Flour Sack Dresses

Photo of feed sack dress from Va Voom Vintage
When Mother was a child on a small farm in Tennessee, one of five children, times were tough.  They grew most of their food, canning vegetables, preserving fruits, smoking hams and bacon.  Mother said there were days when supper was nothing but biscuits and sawmill gravy (made from leftover bacon grease, mainly.)  Cornbread and biscuits were the staples of existence.

When she told me that her mother made dresses for them out of flour sacks, I found this hard to picture or to believe.  I thought the fabric must have been rough, like a feed sack.  Recently I did a little research, and saw that the fabric was necessarily thick and tough, to protect the contents, which were basically flour or chicken feed.  But companies were marketers back then, too, so they began to use prints which looked more like something you’d want to wear, instead of advertising Martha White.

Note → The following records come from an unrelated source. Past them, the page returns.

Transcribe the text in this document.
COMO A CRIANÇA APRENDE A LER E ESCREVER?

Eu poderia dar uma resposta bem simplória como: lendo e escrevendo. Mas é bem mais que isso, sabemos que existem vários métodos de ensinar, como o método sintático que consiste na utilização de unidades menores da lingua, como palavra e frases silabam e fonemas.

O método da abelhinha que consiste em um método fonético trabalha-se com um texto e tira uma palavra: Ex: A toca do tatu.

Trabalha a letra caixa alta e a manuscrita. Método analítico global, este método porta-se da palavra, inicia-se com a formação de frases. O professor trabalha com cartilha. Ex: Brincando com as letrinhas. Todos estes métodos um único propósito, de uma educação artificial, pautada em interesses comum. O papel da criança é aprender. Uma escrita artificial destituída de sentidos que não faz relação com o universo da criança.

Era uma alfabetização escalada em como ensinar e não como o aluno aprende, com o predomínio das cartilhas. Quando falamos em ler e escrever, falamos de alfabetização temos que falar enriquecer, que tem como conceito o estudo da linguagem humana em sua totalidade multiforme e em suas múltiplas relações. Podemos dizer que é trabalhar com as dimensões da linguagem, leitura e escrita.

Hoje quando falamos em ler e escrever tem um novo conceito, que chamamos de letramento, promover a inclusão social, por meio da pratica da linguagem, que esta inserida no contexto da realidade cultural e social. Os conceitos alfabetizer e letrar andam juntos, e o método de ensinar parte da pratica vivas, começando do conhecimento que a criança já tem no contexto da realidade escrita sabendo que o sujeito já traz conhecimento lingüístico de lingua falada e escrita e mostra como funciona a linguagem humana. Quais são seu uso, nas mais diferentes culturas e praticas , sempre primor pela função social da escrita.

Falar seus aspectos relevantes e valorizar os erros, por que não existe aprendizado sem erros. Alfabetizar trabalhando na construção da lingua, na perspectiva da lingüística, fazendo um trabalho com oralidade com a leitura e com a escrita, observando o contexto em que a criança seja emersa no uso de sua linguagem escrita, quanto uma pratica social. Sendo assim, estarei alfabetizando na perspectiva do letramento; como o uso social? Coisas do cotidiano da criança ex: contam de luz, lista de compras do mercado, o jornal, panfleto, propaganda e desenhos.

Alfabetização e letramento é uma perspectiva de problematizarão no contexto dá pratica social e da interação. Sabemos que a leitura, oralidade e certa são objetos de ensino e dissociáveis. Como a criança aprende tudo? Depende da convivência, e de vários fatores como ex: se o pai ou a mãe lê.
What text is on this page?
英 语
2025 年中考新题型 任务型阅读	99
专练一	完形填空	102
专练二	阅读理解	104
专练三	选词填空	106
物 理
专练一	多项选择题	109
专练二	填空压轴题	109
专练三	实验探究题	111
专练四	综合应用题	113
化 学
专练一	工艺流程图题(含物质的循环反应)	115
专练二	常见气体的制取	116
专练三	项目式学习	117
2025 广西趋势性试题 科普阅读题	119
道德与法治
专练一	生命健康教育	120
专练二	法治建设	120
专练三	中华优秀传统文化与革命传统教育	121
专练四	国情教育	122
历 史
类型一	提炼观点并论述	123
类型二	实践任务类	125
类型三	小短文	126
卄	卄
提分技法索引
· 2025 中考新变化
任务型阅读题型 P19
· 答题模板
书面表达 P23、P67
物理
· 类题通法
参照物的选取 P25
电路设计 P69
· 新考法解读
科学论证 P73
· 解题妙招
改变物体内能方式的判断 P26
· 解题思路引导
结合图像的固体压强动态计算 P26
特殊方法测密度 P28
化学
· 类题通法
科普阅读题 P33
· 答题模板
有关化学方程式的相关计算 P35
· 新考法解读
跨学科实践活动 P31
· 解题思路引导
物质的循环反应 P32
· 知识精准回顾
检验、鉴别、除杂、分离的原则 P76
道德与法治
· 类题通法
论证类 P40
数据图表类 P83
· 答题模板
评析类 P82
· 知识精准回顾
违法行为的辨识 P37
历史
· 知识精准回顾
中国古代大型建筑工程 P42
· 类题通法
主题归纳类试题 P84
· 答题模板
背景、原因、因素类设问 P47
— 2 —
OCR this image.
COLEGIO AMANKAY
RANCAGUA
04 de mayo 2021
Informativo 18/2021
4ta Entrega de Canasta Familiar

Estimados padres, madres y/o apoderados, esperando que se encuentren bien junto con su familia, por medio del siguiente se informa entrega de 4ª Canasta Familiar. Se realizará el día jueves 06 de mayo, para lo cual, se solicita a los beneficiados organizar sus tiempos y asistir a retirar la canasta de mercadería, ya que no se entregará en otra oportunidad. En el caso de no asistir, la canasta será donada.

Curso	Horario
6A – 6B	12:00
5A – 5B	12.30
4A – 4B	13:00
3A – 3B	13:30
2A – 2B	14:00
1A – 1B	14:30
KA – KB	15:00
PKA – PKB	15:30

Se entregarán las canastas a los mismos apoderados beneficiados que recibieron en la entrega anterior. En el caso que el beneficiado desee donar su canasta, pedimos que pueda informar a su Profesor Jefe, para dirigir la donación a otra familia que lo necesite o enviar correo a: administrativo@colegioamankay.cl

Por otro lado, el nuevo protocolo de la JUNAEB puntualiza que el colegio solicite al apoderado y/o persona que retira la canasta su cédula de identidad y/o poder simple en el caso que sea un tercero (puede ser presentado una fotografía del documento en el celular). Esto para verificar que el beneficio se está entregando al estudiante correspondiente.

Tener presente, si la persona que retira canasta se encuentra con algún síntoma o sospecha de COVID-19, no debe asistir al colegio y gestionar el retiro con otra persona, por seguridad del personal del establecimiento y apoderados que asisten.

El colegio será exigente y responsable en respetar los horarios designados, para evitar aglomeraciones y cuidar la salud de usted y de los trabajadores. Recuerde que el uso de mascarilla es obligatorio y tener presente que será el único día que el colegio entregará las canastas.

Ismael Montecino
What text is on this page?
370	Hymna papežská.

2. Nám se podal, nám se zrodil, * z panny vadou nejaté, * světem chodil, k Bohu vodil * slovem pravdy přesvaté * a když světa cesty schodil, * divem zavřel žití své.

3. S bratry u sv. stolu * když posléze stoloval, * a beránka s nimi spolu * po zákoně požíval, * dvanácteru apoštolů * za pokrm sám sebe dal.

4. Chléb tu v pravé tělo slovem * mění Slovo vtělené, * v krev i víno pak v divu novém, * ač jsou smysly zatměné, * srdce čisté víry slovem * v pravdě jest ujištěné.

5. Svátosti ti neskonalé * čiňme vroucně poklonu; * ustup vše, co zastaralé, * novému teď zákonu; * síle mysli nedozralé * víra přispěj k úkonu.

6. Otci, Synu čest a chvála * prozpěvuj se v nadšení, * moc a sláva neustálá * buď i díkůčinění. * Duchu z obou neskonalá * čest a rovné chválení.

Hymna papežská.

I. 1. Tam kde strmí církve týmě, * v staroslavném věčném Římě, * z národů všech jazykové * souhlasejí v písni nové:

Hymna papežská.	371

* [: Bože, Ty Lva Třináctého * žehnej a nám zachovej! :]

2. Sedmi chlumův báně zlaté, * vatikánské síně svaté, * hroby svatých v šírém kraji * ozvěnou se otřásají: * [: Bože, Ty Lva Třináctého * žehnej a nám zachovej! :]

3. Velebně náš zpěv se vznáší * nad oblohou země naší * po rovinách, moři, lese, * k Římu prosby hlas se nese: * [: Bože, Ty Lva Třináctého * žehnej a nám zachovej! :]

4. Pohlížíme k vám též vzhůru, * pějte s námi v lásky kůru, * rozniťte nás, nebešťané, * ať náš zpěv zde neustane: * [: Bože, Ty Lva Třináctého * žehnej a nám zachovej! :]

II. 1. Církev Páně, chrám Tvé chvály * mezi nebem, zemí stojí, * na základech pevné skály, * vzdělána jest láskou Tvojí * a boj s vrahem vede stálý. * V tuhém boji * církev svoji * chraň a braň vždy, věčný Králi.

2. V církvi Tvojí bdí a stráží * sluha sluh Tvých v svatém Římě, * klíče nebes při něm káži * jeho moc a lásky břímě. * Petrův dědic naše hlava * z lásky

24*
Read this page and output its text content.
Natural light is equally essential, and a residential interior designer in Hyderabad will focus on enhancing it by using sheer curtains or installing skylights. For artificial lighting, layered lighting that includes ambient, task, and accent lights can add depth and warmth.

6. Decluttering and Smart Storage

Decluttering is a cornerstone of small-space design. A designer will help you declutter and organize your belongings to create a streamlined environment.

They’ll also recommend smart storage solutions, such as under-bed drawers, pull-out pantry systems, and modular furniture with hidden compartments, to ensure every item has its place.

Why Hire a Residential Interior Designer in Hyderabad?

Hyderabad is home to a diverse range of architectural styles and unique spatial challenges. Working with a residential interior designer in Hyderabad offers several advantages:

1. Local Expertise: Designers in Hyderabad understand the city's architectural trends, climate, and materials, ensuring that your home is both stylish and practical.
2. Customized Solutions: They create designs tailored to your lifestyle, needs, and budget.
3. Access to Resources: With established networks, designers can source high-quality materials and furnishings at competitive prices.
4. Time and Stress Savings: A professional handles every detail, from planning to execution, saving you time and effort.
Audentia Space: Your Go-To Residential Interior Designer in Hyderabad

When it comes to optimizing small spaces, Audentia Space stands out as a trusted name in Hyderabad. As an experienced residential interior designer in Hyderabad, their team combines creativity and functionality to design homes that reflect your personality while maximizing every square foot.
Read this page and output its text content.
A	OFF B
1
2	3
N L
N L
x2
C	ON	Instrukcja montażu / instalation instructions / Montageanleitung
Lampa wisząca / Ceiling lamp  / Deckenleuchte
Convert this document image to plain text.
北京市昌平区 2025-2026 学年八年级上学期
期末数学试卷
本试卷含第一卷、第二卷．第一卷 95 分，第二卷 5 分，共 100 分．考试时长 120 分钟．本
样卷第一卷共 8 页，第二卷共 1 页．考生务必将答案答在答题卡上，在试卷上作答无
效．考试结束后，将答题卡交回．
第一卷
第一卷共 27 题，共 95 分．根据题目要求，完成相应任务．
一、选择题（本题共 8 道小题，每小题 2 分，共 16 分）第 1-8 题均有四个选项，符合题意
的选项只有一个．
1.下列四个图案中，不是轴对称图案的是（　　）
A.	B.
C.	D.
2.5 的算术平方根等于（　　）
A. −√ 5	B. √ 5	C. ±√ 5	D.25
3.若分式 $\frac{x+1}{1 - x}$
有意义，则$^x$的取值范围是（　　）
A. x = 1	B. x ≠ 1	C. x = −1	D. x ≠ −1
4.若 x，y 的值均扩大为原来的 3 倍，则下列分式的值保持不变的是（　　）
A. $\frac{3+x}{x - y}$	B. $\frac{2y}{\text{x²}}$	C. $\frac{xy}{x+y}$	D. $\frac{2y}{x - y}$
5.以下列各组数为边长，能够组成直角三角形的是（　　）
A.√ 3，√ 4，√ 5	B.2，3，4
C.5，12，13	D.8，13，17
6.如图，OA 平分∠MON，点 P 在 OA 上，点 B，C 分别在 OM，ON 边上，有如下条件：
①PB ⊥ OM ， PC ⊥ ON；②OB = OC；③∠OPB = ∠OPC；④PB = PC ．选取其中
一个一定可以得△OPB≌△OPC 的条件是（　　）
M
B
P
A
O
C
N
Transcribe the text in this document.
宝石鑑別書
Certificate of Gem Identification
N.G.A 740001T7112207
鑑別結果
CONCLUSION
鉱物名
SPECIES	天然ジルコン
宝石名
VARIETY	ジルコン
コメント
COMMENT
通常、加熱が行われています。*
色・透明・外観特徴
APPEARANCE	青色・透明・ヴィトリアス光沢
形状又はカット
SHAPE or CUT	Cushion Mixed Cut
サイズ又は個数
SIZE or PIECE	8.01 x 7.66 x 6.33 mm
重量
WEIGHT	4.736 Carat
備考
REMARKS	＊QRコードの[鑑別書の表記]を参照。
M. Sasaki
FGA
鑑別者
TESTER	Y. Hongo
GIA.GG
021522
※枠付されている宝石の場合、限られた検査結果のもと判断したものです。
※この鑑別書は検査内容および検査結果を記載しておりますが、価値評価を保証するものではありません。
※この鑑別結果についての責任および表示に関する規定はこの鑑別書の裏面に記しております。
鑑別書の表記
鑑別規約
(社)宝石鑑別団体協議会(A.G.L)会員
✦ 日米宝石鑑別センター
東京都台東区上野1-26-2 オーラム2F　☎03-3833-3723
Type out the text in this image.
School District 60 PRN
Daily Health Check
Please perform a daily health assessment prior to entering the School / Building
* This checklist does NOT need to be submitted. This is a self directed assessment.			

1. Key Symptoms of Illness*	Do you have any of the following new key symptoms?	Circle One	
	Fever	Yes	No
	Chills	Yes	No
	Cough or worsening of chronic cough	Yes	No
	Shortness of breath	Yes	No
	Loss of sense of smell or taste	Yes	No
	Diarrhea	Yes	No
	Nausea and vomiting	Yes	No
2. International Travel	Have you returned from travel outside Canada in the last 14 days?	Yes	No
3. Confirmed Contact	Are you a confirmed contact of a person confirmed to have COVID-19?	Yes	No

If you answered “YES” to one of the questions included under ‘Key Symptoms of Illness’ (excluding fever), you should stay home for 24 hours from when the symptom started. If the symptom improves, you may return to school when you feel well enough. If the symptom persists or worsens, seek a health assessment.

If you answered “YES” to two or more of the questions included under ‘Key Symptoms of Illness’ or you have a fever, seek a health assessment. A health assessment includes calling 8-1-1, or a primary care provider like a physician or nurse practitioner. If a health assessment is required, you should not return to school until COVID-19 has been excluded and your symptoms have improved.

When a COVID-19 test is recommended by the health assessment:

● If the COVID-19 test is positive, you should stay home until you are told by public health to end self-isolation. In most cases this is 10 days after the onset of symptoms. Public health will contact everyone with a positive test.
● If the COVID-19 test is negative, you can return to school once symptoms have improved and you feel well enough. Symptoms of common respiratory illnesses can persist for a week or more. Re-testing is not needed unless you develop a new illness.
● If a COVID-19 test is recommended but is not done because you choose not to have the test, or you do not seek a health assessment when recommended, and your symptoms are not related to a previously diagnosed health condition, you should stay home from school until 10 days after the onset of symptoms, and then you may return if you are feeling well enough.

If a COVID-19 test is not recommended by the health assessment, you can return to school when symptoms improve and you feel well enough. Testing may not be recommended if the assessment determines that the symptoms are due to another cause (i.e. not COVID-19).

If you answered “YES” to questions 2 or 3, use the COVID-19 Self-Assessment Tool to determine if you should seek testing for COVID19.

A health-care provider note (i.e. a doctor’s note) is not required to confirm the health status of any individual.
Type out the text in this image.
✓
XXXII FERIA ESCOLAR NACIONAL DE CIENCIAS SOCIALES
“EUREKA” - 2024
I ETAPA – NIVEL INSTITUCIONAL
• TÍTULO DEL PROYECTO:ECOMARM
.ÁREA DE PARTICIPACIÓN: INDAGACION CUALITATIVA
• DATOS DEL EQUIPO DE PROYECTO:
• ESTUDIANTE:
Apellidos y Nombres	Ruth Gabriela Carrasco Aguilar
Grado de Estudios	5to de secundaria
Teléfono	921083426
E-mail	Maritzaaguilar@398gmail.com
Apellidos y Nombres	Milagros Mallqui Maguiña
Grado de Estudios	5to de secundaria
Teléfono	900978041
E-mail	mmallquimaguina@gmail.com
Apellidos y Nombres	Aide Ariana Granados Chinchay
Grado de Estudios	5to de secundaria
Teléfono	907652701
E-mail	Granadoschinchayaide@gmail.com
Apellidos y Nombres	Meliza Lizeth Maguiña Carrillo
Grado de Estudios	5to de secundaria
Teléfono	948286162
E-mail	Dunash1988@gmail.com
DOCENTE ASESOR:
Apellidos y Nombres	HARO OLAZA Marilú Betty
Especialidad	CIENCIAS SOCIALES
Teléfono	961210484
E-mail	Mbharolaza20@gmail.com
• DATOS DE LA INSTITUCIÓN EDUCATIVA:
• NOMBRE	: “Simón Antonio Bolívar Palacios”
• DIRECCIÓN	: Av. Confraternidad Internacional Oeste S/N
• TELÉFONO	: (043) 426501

The only good part about it is that nearly everyone in their community was in the same state, so wearing a flour sack dress did not make you conspicuous.  The only halfway affluent person was the postman and his wife–and he also farmed and sold milk.  Mother was keenly aware that there were better dresses to be had, and that her family could not afford them.  And she loved her Papa so much, she would never have said anything to make him feel bad that he could not provide for more.

Nonetheless, she was thrilled when she got a new dress one fall that was actually storebought.  She set off for school with Elsie, her best friend (who married Daddy’s brother later when they were grown up. ) Elsie admired the dress, and asked Mother to switch with her.  So she did, and Elsie arrived at school in the new dress.  I can’t think why Mother did this, as badly as she wanted a new dress.  I guess she loved Aunt Elsie more.